By  on September 19, 1994

WASHINGTON -- Competition in the southern Florida transportation arena seems to be keeping already steep apparel shipping costs in the Caribbean in check, although there is some concern prices could edge up, according to industry officials.

"You can get a box from Hong Kong to L.A. cheaper than a box from Honduras to Miami," said Robert Rowan, corporate traffic manager, Wrangler Inc., a VF Corp. division. Wrangler has one factory in Costa Rica and two in Honduras where apparel is assembled from U.S.-made-and-cut textiles.

But Rowan and others in the industry note that this imbalance isn't likely to reverse, since the economies of scale seen in the Far East aren't present in the Caribbean, where, for example, small ships a tenth the size of the trans-Pacific fleet are the rule in the harbors of the Caribbean.

Added costs are already appearing on the horizon, but how widespread they will be remains to be seen.

To combat costs due to increased theft at the Guatemala port, the carriers will begin levying a $200-per-container charge, while in Honduras $300 surcharge has been scheduled for costs arising from port congestion. Both surcharges are scheduled to go into effect Jan. 1, 1995. These charges are being instituted by the Latin America Steamship Association, a group of ocean carriers, known as a conference. When shipper groups are defined as a conference, they have antitrust exemption to set rates.

LASA, formed in March, represents the principal ocean carriers sailing from southern Florida's three ports.

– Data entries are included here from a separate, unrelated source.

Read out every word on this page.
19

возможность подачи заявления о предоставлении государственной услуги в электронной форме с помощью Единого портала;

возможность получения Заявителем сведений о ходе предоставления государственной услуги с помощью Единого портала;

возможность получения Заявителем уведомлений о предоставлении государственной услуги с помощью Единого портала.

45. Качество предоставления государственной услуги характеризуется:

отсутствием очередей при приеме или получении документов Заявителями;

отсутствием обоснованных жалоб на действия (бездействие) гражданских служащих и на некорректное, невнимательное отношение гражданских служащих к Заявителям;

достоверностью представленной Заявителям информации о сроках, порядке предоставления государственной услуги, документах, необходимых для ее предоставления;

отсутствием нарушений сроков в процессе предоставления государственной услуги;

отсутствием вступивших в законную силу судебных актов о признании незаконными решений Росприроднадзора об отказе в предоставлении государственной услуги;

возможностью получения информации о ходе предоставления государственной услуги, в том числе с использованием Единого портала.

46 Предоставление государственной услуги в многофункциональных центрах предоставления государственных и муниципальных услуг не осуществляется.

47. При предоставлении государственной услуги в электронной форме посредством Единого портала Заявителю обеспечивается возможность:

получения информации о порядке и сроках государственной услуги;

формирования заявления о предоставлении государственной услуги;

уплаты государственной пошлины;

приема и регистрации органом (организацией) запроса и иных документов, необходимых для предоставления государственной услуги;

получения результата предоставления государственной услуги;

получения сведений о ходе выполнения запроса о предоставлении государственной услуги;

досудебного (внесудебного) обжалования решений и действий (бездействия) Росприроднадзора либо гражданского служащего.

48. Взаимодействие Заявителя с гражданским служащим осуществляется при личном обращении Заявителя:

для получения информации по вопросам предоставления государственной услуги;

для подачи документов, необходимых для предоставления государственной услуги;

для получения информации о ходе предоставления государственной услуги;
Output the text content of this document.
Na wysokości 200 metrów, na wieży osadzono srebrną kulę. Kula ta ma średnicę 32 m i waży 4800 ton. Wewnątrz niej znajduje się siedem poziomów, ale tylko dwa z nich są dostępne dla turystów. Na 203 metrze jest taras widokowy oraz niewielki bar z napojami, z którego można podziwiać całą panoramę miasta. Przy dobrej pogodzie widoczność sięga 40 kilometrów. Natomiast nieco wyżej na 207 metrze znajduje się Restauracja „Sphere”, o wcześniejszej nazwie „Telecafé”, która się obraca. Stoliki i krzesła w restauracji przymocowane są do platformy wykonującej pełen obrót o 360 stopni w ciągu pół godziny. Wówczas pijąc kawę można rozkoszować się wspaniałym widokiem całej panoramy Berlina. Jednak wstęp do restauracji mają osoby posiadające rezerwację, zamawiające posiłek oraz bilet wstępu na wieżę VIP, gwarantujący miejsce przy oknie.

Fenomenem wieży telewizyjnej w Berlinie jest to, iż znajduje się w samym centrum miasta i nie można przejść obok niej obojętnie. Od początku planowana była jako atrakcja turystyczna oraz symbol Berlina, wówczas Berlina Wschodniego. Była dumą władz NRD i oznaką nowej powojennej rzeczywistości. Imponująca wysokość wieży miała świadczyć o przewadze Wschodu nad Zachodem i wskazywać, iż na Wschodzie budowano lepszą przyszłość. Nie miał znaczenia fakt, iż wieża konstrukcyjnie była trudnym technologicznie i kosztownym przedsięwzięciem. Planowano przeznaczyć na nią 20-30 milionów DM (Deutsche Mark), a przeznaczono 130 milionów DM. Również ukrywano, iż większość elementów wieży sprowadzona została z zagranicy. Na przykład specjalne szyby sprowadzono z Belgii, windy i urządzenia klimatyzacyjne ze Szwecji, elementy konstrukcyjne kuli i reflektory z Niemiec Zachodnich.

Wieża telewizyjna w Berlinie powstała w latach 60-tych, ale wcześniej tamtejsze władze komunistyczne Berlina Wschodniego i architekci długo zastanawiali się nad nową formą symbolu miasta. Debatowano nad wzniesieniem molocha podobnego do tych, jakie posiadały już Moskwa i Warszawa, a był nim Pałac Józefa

"The conference does have an effect on rates. There's no doubt about it," said Thomas G. Travis, of Sandler, Travis & Rosenberg, a Miami attorney specializing in apparel assembly trade.

For future leverage against the conference, some apparel concerns are considering forming their own association to flex their bulk-purchasing power, Travis said.

Apparel shippers, too, can turn to non-conference carriers in search of lower rates, he pointed out.

Nevertheless, officials in the apparel shipping industry claim the base rate, for both conference and independent carriers, for most Caribbean Basin ports remains competitive. They quote a $2,000-per-40-foot-container price as the average one-way fee. What's keeping prices stable in recent years is the increase in volume and competition among ocean, as well as air, carriers, they say.